Okay, confession time: I’m not so great at recipes. When I get excited about a new dish I sometimes forget to pay attention to how much I’m using of each ingredient. But my favorite way to cook is using recipes that allow for some wiggle room and that’s what this is. A basic, delicious savory summer tart only really needs a good dough, fresh produce, and some cheese to make it a hit. The only thing that would have made this particular tart even better would have been a drizzle of balsamic glaze. Sadly, I was out. Luckily, it was still amazing.
Tomato & Goat Cheese Savory Tart
- Tart dough
- Half an onion, diced
- 1-2 ounces goat cheese, crumbled
- A mixture of delicious summer tomatoes, either sliced or halved* (I used an heirloom tomato and a handful of cherry and grape tomatoes)

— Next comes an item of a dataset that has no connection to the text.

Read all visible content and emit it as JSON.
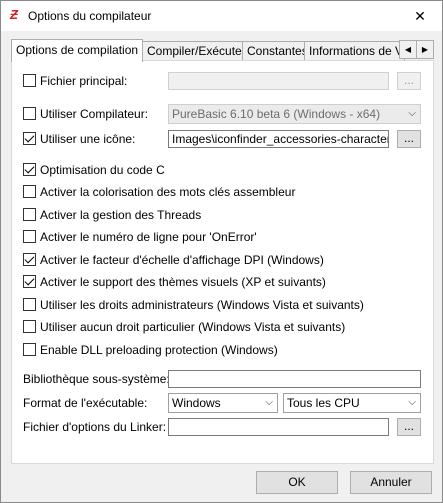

- Salt and pepper, to taste
- A few basil leaves, torn
Preheat the oven to 400 degrees Fahrenheit. Heat a bit of olive oil in a pan over medium-low heat. Add the diced onions and cook, stirring occasionally, until they soften and begin to caramelize, about 15 minutes. Remove from heat and allow to cool slightly.
On a layer of parchment paper, roll out the tart dough until it’s about 1/8-1/4″ thick. Spread the cooked onions evenly over the dough, leaving about 1.5 inches of space around the edge and dot with crumbled goat cheese. Layer the tomatoes until the tart is filled and sprinkle with salt and pepper, to taste.
Transfer dough and parchment paper to a baking sheet and bake for about 45 minutes until the crust is lightly browned, the tomatoes are shriveled, and the cheese is bubbly. Remove and let cool for 10 minutes before serving.
*Note: I cleaned out the seeds and pulp from most of the small tomatoes I used. I’m not sure if this is totally necessary, but I was worried about my tart being too soggy. Do what feels right in your heart.